Lausitzer Rundschau: Zu SED-Opfer/Entschädigung: Das schwere Mitleid
Cottbus (ots)
Die Lausitzer Rundschau, Cottbus, zu SED-Opfer/Entschädigung:
Über so viele Jahre hinweg haben weder CDU noch SPD eine wirkliche Entschädigung für die Opfer der SED-Herrschaft zu Stande bekommen. Jetzt endlich, zum 53. Jahrestag des 17. Juni, kommt Bewegung ein die Diskussion. Bald werden politische Häftlinge der DDR mit einer dauerhaften Pension rechnen können. Dies ist ein wichtiger, ein folgenreicher Schritt für Deutschland.
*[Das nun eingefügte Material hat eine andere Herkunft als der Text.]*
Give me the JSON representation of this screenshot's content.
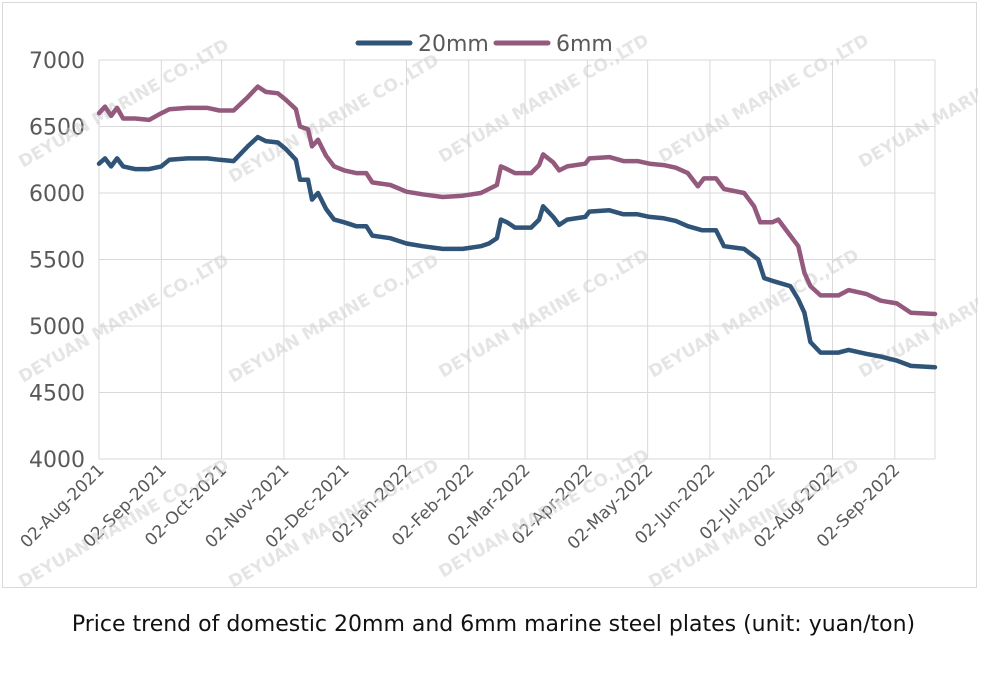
{
  "caption": "Price trend of domestic 20mm and 6mm marine steel plates (unit: yuan/ton)",
  "watermark": "DEYUAN MARINE CO.,LTD",
  "colors": {
    "s20mm": "#2f5477",
    "s6mm": "#935a7e",
    "grid": "#d9d9d9",
    "text": "#595959"
  },
  "chart_data": {
    "type": "line",
    "title": "",
    "xlabel": "",
    "ylabel": "",
    "ylim": [
      4000,
      7000
    ],
    "yticks": [
      4000,
      4500,
      5000,
      5500,
      6000,
      6500,
      7000
    ],
    "xlim": [
      "2021-08-02",
      "2022-09-22"
    ],
    "xticks": [
      "02-Aug-2021",
      "02-Sep-2021",
      "02-Oct-2021",
      "02-Nov-2021",
      "02-Dec-2021",
      "02-Jan-2022",
      "02-Feb-2022",
      "02-Mar-2022",
      "02-Apr-2022",
      "02-May-2022",
      "02-Jun-2022",
      "02-Jul-2022",
      "02-Aug-2022",
      "02-Sep-2022"
    ],
    "grid": "vertical and horizontal",
    "legend": "top-center",
    "series": [
      {
        "name": "20mm",
        "color": "#2f5477",
        "points": [
          [
            "2021-08-02",
            6220
          ],
          [
            "2021-08-05",
            6260
          ],
          [
            "2021-08-08",
            6200
          ],
          [
            "2021-08-11",
            6260
          ],
          [
            "2021-08-14",
            6200
          ],
          [
            "2021-08-20",
            6180
          ],
          [
            "2021-08-27",
            6180
          ],
          [
            "2021-09-02",
            6200
          ],
          [
            "2021-09-06",
            6250
          ],
          [
            "2021-09-15",
            6260
          ],
          [
            "2021-09-25",
            6260
          ],
          [
            "2021-10-01",
            6250
          ],
          [
            "2021-10-08",
            6240
          ],
          [
            "2021-10-15",
            6350
          ],
          [
            "2021-10-20",
            6420
          ],
          [
            "2021-10-24",
            6390
          ],
          [
            "2021-10-30",
            6380
          ],
          [
            "2021-11-03",
            6330
          ],
          [
            "2021-11-08",
            6250
          ],
          [
            "2021-11-10",
            6100
          ],
          [
            "2021-11-14",
            6100
          ],
          [
            "2021-11-16",
            5950
          ],
          [
            "2021-11-19",
            6000
          ],
          [
            "2021-11-23",
            5880
          ],
          [
            "2021-11-27",
            5800
          ],
          [
            "2021-12-02",
            5780
          ],
          [
            "2021-12-08",
            5750
          ],
          [
            "2021-12-13",
            5750
          ],
          [
            "2021-12-16",
            5680
          ],
          [
            "2021-12-25",
            5660
          ],
          [
            "2022-01-02",
            5620
          ],
          [
            "2022-01-10",
            5600
          ],
          [
            "2022-01-20",
            5580
          ],
          [
            "2022-01-30",
            5580
          ],
          [
            "2022-02-08",
            5600
          ],
          [
            "2022-02-12",
            5620
          ],
          [
            "2022-02-16",
            5660
          ],
          [
            "2022-02-18",
            5800
          ],
          [
            "2022-02-21",
            5780
          ],
          [
            "2022-02-25",
            5740
          ],
          [
            "2022-03-05",
            5740
          ],
          [
            "2022-03-09",
            5800
          ],
          [
            "2022-03-11",
            5900
          ],
          [
            "2022-03-16",
            5820
          ],
          [
            "2022-03-19",
            5760
          ],
          [
            "2022-03-23",
            5800
          ],
          [
            "2022-04-01",
            5820
          ],
          [
            "2022-04-03",
            5860
          ],
          [
            "2022-04-13",
            5870
          ],
          [
            "2022-04-20",
            5840
          ],
          [
            "2022-04-27",
            5840
          ],
          [
            "2022-05-03",
            5820
          ],
          [
            "2022-05-10",
            5810
          ],
          [
            "2022-05-16",
            5790
          ],
          [
            "2022-05-22",
            5750
          ],
          [
            "2022-05-29",
            5720
          ],
          [
            "2022-06-05",
            5720
          ],
          [
            "2022-06-09",
            5600
          ],
          [
            "2022-06-19",
            5580
          ],
          [
            "2022-06-26",
            5500
          ],
          [
            "2022-06-29",
            5360
          ],
          [
            "2022-07-03",
            5340
          ],
          [
            "2022-07-12",
            5300
          ],
          [
            "2022-07-16",
            5200
          ],
          [
            "2022-07-19",
            5100
          ],
          [
            "2022-07-22",
            4880
          ],
          [
            "2022-07-27",
            4800
          ],
          [
            "2022-08-05",
            4800
          ],
          [
            "2022-08-10",
            4820
          ],
          [
            "2022-08-19",
            4790
          ],
          [
            "2022-08-26",
            4770
          ],
          [
            "2022-09-03",
            4740
          ],
          [
            "2022-09-10",
            4700
          ],
          [
            "2022-09-22",
            4690
          ]
        ]
      },
      {
        "name": "6mm",
        "color": "#935a7e",
        "points": [
          [
            "2021-08-02",
            6600
          ],
          [
            "2021-08-05",
            6650
          ],
          [
            "2021-08-08",
            6580
          ],
          [
            "2021-08-11",
            6640
          ],
          [
            "2021-08-14",
            6560
          ],
          [
            "2021-08-20",
            6560
          ],
          [
            "2021-08-27",
            6550
          ],
          [
            "2021-09-02",
            6600
          ],
          [
            "2021-09-06",
            6630
          ],
          [
            "2021-09-15",
            6640
          ],
          [
            "2021-09-25",
            6640
          ],
          [
            "2021-10-01",
            6620
          ],
          [
            "2021-10-08",
            6620
          ],
          [
            "2021-10-15",
            6720
          ],
          [
            "2021-10-20",
            6800
          ],
          [
            "2021-10-24",
            6760
          ],
          [
            "2021-10-30",
            6750
          ],
          [
            "2021-11-03",
            6700
          ],
          [
            "2021-11-08",
            6630
          ],
          [
            "2021-11-10",
            6500
          ],
          [
            "2021-11-14",
            6480
          ],
          [
            "2021-11-16",
            6350
          ],
          [
            "2021-11-19",
            6400
          ],
          [
            "2021-11-23",
            6280
          ],
          [
            "2021-11-27",
            6200
          ],
          [
            "2021-12-02",
            6170
          ],
          [
            "2021-12-08",
            6150
          ],
          [
            "2021-12-13",
            6150
          ],
          [
            "2021-12-16",
            6080
          ],
          [
            "2021-12-25",
            6060
          ],
          [
            "2022-01-02",
            6010
          ],
          [
            "2022-01-10",
            5990
          ],
          [
            "2022-01-20",
            5970
          ],
          [
            "2022-01-30",
            5980
          ],
          [
            "2022-02-08",
            6000
          ],
          [
            "2022-02-12",
            6030
          ],
          [
            "2022-02-16",
            6060
          ],
          [
            "2022-02-18",
            6200
          ],
          [
            "2022-02-21",
            6180
          ],
          [
            "2022-02-25",
            6150
          ],
          [
            "2022-03-05",
            6150
          ],
          [
            "2022-03-09",
            6210
          ],
          [
            "2022-03-11",
            6290
          ],
          [
            "2022-03-16",
            6230
          ],
          [
            "2022-03-19",
            6170
          ],
          [
            "2022-03-23",
            6200
          ],
          [
            "2022-04-01",
            6220
          ],
          [
            "2022-04-03",
            6260
          ],
          [
            "2022-04-13",
            6270
          ],
          [
            "2022-04-20",
            6240
          ],
          [
            "2022-04-27",
            6240
          ],
          [
            "2022-05-03",
            6220
          ],
          [
            "2022-05-10",
            6210
          ],
          [
            "2022-05-16",
            6190
          ],
          [
            "2022-05-22",
            6150
          ],
          [
            "2022-05-27",
            6050
          ],
          [
            "2022-05-30",
            6110
          ],
          [
            "2022-06-05",
            6110
          ],
          [
            "2022-06-09",
            6030
          ],
          [
            "2022-06-19",
            6000
          ],
          [
            "2022-06-24",
            5900
          ],
          [
            "2022-06-27",
            5780
          ],
          [
            "2022-07-03",
            5780
          ],
          [
            "2022-07-06",
            5800
          ],
          [
            "2022-07-12",
            5680
          ],
          [
            "2022-07-16",
            5600
          ],
          [
            "2022-07-19",
            5400
          ],
          [
            "2022-07-22",
            5300
          ],
          [
            "2022-07-27",
            5230
          ],
          [
            "2022-08-05",
            5230
          ],
          [
            "2022-08-10",
            5270
          ],
          [
            "2022-08-19",
            5240
          ],
          [
            "2022-08-26",
            5190
          ],
          [
            "2022-09-03",
            5170
          ],
          [
            "2022-09-10",
            5100
          ],
          [
            "2022-09-22",
            5090
          ]
        ]
      }
    ]
  }
}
Ein Schritt, der - auch wenn dies zunächst paradox klingen mag - erstaunlich früh kommt. Denn mit der Opferpension verbunden ist etwas sehr Bestimmtes in der Diskussion um die DDR. Mit ihr verbunden ist die Bekundung des Respekts, auch des Mitleids, den die Gesellschaft denen schuldet, die von der SED verfolgt wurden. Selbstverständlich ist dies keinesfalls. Die SED-Opfer stören in Ost und West gleichermaßen. Sie sind das schlechte Gewissen nicht nur der Täter, sondern auch der Ignoranten und Gleichgültigen. Sie verkörpern die nicht einfach zu beantwortende Frage nach der eigenen Verantwortung. Dass Menschen großes Unrecht geschieht in der DDR, war in Ost und West gleichermaßen leicht zu erkennen. Wer zuhören und hinschauen wollte, der wusste nur zu genau, mit welcher Rücksichtslosigkeit die SED ihre Diktatur verteidigte. Den Menschen, die dabei im Wege standen, wurde ihre Würde geraubt und das war tatsächlich ganz einfach zu erkennen. Damit aber wurden sie auch zur Anklage für jeden, der aus durchaus nachvollziehbaren Gründen wegsehen wollte. Denn das wirklich schreckliche einer Diktatur ist ja nicht nur ihre unmittelbare Grausamkeit. Ihr stetiger Versuch, die Menschen zur Gleichgültigkeit, zur Mitleidlosigkeit zu zwingen, hat am Ende die verheerende, nachhaltige Wirkung. Die alte Bundesrepublik war, ist bis heute keine große Hilfe im Umgang mit solchem Erbe. Sie ist belastet aus der Zeit ihrer scheinbar besten Jahre, in denen sie die Wiederkehr der Verbrecher zuließ. Sie hat das Selbstmitleid der NS-Mitläufer vorgelebt, die keine Zeit zu haben schienen für das große Leid, das zwölf Jahre auch in ihrem Namen angerichtet geworden war. So gesehen ist dieser 17. Juni des Jahres 2006 eine große Hoffnung. Wir kommen spät zwar und doch erfreulich schnell dazu, denen in Würde zu begegnen, die für den Anspruch auf die Freiheit ihren Preis bezahlt haben.